Most of the time when you think of a support group, you think of it as a gathering aimed at helping people who are suffering from some sort of physical or mental affliction. The idea is that the members of the group share similar thoughts and feelings and, probably most importantly, the group setting helps its individual participants feel that they’re not alone in their struggles.

This definition is certainly true for the members of the fictional support group StarCrossed, featured in the new comedy People of Earth. The difference here is that no one in this group suffers from a recognized ‘affliction’ – or do they? To clarify, StarCrossed is a support group for people who believe that they’ve been abducted by aliens.

Enter reporter Ozzie Graham, who simply sets out to write a piece about the group, but through a weird set of circumstances (how could there not be a weird set of circumstances here?) ends up as part of the group.

While Ozzie initially dismisses the “experiencers,” as the abductees prefer to call themselves, once he accepts his fate as a comrade to those in the group, he begins to learn more about his fellow experiencers, with surprising results.

What transpires isn’t a ‘ha ha funny’ comedy, but rather a humorous and interesting look at the many ways people try to hide from their true selves when some aspects of real life are just too messy or painful to fully embrace.

The series makes some noteworthy statements about the craziness of the world and what people are willing to put out there about themselves in exchange for acceptance, any kind of acceptance.

It’s telling that the aliens (and yes, the aliens are a large part of the narrative) say to each individual, “You are special.” Isn’t this really what everyone wants to hear?
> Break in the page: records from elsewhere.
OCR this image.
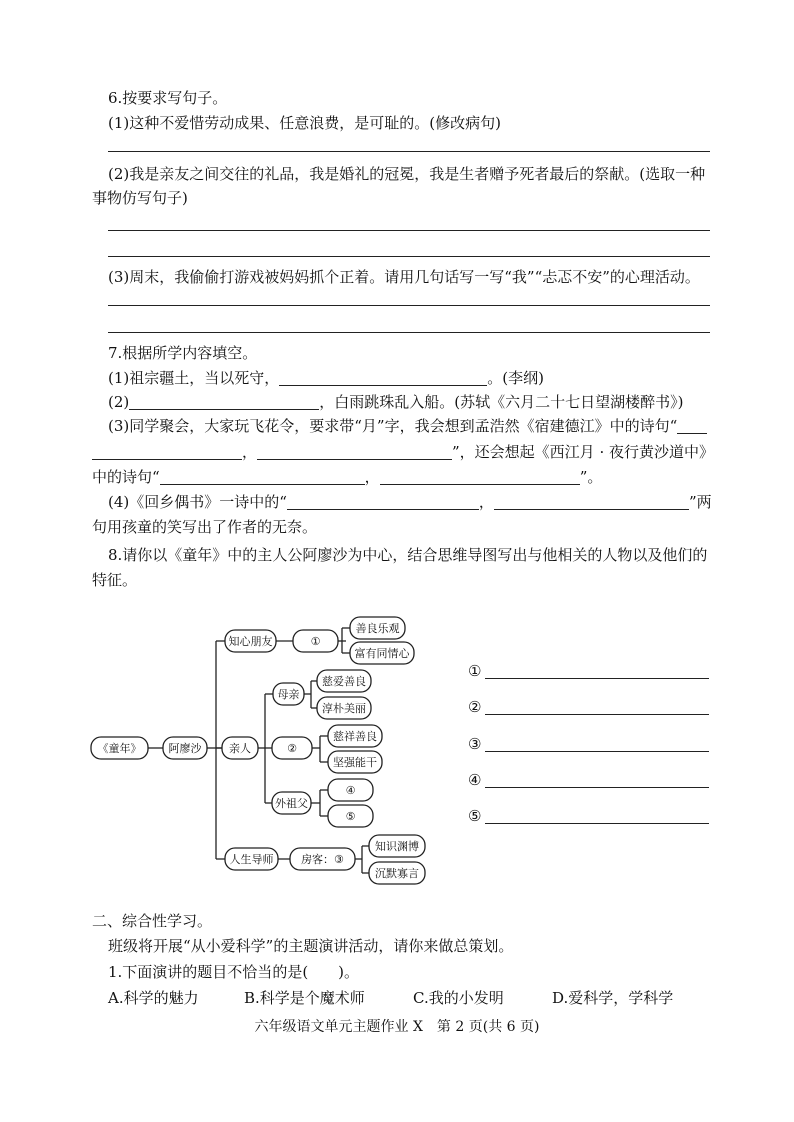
6.按要求写句子。
(1)这种不爱惜劳动成果、任意浪费，是可耻的。(修改病句)
(2)我是亲友之间交往的礼品，我是婚礼的冠冕，我是生者赠予死者最后的祭献。(选取一种
事物仿写句子)
(3)周末，我偷偷打游戏被妈妈抓个正着。请用几句话写一写“我”“忐忑不安”的心理活动。
7.根据所学内容填空。
(1)祖宗疆土，当以死守，	。(李纲)
(2)	，白雨跳珠乱入船。(苏轼《六月二十七日望湖楼醉书》)
(3)同学聚会，大家玩飞花令，要求带“月”字，我会想到孟浩然《宿建德江》中的诗句“
，	”，还会想起《西江月 · 夜行黄沙道中》
中的诗句“	，	”。
(4)《回乡偶书》一诗中的“	，	”两
句用孩童的笑写出了作者的无奈。
8.请你以《童年》中的主人公阿廖沙为中心，结合思维导图写出与他相关的人物以及他们的
特征。
《童年》 阿廖沙
知心朋友	①
善良乐观
富有同情心
亲人
母亲
慈爱善良
淳朴美丽
②
慈祥善良
坚强能干
外祖父
④
⑤
人生导师	房客：③
知识渊博
沉默寡言
①
②
③
④
⑤
二、综合性学习。
班级将开展“从小爱科学”的主题演讲活动，请你来做总策划。
1.下面演讲的题目不恰当的是(　　)。
A.科学的魅力	B.科学是个魔术师	C.我的小发明	D.爱科学，学科学
六年级语文单元主题作业 X　第 2 页(共 6 页)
In this case, that seems to be the thing that appeals to the members of this group the most – that someone honestly thinks they’re above average and values them.

Another catchphrase used effectively is the line, “Don’t get weird, okay?” It’s a bit ironic in that this show actually thrives in its weirdness with some oft used space alien troupes, such as ‘white lights’ and ‘memory erasing’ along with wacky twists like a Segway-mounted desk, categories of aliens, and a mysteriously recurring herd of deer.

People of Earth is a high-concept sci-fi comedy with a subtle, but very human, sensibility. It’s a combination of Parks and Recreation, Men in Black and the new series, The Good Place.

The Parks and Rec association is no doubt due to the influence of Greg Daniels, a force behind both shows, while the Men in Black aspect is evident in the intermingling of the aliens and humans that here doesn’t seem so off the rails. One of the interesting elements of People of Earth is one that makes The Good Place shine as well; it’s serialized nature. This is a relativity new concept in comedies and it works well here.

But, having said this, unfortunately, early in the series, both the humor and the more serious themes explored in People of Earth feel just a bit too underdeveloped, as do the characters. This isn’t to say that with time all of these aspects couldn’t evolve into much more. This is a new ‘world’ after all and often a high-concept series such as this needs a little time to get everything in synch and on the right path. Given Daniels’ track record it seems extremely likely that this will happen.

At present, the series isn’t an ‘earth shattering’ comedy, but it’s funny enough, with a sufficient amount of humor and heart, to be enjoyable. If it’s a good laugh, at a joke or at life in general that you’re are looking for, you can certainly find it in People of Earth.

Who knows, maybe some individuals who are ‘out of this world’ will use this series as their own form of support group.

People of Earth airs Monday nights at 9/8c on TBS.